Your actual IRR will be different because you'll have more or less than $100K invested. If you had $200K invested then that would be a 6% rate of return, and I'd almost certainly take that myself. But this general math would be a good sanity check on whether it's a good idea or not. The longer you can have the money growing in the lower cost investments (i.e. the sooner you're able to do this and the later you actually end up selling the FSKAX) the better off you'll be. And I was using the 0.8% fund as an example; the 0.2% fund may not make as much sense to sell using this math.
This is an excellent example of an approach to analyzing the dog-and-tail problem. The objective of the exercise is to maximize the money in your pocket, not to minimize income tax. If paying more tax gets you more money, you win.

Another factor, albeit less quantitative, is the Morningstar analysis concluding that low fees are an excellent predictor of fund performance: https://www.morningstar.com/articles/752485/fund-fees-predict-future-success-or-failure.html
 
Are you sure that your capital gains tax rate is 25%? For most people it is 15% or less, but perhaps you are in the high income category where LTCG are 20% and also subject to NII tax where you could get close to 25%, but that would be unusual.

Do you have any positions in any of your taxable accounts with unrealized losses? Those could be sold and other gain positions sold to offset the losses and the combination would be tax neutral.
 
@pb4uski thanks! you're right! I was told 25% and without looking thought, "oh that's right over $80k income is 25," but then looked again at it is 15% at $80-496k for married filing jointly. I'm still working, income is less than $200k for us both in 2021.

Fortunately? no unrealized losses right now in the taxable accounts.

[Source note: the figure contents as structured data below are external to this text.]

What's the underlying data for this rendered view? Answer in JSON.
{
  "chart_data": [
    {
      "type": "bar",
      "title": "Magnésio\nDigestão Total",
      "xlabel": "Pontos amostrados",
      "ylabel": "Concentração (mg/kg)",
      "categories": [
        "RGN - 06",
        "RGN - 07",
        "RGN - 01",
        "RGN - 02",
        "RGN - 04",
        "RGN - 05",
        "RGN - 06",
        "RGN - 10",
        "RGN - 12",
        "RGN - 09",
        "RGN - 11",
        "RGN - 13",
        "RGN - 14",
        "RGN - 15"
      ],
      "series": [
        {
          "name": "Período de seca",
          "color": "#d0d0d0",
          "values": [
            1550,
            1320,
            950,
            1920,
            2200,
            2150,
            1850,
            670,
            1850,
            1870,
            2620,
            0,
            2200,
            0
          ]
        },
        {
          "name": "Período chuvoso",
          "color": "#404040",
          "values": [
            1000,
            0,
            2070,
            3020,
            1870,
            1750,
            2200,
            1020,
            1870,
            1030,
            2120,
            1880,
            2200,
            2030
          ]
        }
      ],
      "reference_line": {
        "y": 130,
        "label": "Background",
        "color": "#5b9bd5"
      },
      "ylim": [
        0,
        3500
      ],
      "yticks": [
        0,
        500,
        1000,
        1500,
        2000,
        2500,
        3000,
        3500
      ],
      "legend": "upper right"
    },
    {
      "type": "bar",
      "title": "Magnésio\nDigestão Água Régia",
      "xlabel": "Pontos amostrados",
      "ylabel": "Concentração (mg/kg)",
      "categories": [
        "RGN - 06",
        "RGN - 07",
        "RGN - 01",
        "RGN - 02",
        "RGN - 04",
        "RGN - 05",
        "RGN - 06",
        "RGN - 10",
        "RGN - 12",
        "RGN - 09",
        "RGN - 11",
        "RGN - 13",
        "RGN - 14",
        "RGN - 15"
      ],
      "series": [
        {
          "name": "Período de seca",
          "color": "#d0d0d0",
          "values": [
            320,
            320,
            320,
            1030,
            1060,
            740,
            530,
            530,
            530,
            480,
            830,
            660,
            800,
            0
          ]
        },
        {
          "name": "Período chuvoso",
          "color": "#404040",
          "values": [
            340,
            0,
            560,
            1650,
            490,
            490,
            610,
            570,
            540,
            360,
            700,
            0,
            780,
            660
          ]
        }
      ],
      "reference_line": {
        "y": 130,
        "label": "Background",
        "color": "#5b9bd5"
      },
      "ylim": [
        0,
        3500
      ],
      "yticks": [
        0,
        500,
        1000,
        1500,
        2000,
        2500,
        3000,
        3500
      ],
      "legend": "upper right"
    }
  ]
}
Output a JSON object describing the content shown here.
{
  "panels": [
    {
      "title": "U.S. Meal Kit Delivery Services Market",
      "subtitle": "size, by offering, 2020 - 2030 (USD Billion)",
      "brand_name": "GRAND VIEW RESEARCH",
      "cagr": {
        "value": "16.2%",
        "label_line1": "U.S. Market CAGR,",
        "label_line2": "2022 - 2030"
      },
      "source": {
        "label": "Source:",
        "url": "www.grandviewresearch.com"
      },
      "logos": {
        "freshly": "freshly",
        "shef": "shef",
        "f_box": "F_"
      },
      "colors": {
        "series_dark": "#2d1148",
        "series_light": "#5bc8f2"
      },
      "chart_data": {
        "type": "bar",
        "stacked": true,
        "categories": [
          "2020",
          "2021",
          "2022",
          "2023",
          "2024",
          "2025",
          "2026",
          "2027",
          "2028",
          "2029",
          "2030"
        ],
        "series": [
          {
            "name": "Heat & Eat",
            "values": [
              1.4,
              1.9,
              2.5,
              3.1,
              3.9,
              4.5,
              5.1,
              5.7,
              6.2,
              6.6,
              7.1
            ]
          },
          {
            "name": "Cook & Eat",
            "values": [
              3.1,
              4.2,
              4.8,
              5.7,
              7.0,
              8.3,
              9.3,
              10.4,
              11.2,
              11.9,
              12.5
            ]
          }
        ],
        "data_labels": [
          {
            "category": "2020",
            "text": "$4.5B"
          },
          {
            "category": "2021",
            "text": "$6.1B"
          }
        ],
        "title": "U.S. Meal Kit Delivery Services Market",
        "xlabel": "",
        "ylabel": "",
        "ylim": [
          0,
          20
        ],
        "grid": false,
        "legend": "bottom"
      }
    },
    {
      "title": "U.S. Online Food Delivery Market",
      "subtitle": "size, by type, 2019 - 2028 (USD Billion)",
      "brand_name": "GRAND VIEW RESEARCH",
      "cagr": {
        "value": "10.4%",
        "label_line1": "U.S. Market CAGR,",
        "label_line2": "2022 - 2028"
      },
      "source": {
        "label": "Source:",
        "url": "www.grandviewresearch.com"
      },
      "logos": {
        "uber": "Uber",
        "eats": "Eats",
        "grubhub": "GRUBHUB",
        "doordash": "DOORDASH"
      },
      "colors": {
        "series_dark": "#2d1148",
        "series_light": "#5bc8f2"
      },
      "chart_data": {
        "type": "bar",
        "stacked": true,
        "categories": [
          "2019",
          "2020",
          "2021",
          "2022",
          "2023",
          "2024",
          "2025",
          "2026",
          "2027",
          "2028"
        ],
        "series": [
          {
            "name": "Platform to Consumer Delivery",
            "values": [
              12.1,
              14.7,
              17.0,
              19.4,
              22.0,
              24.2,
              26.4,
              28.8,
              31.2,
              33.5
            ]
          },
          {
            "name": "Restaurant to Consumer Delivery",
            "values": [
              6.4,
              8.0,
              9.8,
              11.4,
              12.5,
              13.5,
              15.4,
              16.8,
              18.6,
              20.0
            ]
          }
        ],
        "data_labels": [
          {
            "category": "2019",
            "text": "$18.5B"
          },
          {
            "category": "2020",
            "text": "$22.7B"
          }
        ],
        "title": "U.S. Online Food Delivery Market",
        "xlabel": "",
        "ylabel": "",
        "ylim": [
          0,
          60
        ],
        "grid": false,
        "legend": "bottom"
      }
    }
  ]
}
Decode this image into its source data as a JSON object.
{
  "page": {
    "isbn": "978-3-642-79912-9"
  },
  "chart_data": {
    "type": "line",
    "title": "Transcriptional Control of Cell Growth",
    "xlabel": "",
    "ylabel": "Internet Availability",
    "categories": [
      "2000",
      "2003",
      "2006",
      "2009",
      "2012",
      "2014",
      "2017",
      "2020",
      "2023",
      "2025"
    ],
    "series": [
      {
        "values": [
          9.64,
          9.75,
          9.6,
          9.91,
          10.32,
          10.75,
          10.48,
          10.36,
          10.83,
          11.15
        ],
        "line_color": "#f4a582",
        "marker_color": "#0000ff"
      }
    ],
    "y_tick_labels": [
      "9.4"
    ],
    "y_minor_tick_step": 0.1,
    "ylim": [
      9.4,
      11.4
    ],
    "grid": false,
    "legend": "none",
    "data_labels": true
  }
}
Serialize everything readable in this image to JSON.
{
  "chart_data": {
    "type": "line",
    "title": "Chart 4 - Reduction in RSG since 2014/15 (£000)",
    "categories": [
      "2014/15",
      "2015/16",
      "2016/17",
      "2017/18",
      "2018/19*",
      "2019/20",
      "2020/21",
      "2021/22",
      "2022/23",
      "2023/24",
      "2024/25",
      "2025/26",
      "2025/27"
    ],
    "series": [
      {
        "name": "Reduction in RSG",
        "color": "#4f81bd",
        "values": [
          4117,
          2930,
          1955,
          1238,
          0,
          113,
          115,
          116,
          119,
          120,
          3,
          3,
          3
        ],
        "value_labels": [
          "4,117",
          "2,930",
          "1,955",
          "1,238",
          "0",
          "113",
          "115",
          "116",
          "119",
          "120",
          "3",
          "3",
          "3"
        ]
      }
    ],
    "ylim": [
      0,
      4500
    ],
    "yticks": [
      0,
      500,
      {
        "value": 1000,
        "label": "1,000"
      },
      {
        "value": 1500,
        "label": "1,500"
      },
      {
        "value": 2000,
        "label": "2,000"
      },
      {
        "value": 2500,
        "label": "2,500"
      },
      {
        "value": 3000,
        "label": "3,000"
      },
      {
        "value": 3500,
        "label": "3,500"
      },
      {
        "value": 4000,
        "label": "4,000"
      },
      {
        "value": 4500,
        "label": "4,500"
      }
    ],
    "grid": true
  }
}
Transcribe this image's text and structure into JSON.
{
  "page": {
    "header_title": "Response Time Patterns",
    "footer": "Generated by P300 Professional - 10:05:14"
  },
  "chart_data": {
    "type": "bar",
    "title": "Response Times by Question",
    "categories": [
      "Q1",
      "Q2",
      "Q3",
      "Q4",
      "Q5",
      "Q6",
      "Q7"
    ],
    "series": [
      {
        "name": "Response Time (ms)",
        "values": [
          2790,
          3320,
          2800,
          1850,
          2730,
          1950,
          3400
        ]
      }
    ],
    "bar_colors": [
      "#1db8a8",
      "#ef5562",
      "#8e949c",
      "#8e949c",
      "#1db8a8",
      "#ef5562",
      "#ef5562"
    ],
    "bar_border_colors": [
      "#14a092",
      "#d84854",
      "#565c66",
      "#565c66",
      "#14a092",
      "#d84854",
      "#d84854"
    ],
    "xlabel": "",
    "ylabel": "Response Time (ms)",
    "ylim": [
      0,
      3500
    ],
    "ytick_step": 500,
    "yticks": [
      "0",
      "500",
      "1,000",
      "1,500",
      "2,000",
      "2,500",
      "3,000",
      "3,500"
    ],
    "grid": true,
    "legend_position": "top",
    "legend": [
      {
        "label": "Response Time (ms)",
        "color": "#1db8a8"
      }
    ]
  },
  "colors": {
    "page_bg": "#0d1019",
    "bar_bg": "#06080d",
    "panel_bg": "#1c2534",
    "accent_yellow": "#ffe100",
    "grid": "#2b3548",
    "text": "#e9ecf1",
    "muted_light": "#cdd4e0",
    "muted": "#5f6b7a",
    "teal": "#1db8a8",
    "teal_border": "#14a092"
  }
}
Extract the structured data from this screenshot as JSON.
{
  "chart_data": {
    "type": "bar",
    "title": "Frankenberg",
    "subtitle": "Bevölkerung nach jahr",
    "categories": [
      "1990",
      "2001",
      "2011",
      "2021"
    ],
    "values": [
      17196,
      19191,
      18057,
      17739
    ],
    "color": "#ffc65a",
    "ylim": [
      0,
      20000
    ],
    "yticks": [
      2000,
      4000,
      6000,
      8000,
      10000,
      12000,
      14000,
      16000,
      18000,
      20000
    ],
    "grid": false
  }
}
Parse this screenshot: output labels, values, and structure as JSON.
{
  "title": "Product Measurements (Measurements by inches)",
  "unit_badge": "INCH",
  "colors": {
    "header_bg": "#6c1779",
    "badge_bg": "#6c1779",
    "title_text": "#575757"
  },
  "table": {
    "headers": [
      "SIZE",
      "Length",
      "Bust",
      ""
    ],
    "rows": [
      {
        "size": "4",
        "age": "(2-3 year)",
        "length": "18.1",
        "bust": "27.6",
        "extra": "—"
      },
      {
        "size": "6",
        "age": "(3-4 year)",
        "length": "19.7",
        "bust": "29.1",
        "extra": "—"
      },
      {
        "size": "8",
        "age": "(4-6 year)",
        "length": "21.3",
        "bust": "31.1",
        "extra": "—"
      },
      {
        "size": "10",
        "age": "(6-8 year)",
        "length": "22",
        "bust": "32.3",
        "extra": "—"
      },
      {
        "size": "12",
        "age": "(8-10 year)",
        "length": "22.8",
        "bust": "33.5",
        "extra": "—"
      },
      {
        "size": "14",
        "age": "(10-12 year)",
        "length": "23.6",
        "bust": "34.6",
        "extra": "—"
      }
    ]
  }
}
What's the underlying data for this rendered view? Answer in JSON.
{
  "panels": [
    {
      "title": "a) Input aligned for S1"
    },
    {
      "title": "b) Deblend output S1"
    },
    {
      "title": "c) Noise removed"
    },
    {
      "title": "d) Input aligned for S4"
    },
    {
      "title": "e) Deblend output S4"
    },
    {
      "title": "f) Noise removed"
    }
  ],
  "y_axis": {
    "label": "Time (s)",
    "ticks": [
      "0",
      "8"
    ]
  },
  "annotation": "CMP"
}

@target2019 great words/advice thank you! Come to find out, about half of the money, representing about $70k of the gains are in iShares IVV (S&P 500 ETF, 505 holdings, 0.03% expense ratio) and IVW (iShares Growth ETF, 233 holdings, 0.18% expense ratio). I don't love the IVW but that may just end up being one that I keep.

My plan now is to tackle each of them one at a time. My first three priorities will be the two fidelity managed funds and one high 0.42% expense REIT fund. I'll take my time to consider each one individually as you had suggested. I think this will work best for me.

Thanks again for the thoughtful advice.
 
Another thought.... when you look for unrealized losses you should look by purchase lot and not by ticker... but with the nice run of late it wouldn't be surprising if all purchase lots are unrealized gains.
 
@target2019 great words/advice thank you! Come to find out, about half of the money, representing about $70k of the gains are in iShares IVV (S&P 500 ETF, 505 holdings, 0.03% expense ratio) and IVW (iShares Growth ETF, 233 holdings, 0.18% expense ratio). I don't love the IVW but that may just end up being one that I keep.

My plan now is to tackle each of them one at a time. My first three priorities will be the two fidelity managed funds and one high 0.42% expense REIT fund. I'll take my time to consider each one individually as you had suggested. I think this will work best for me.

Thanks again for the thoughtful advice.
0.08% is not gonna sink your account, and IVW could be the better choice to keep in taxable brokerage. It does overlap IVV 100% (I am guessing).

That REIT fund probably has little gain. Maybe I'm a good guesser? And you don't need unqualified dividends for sure. Give it the axe!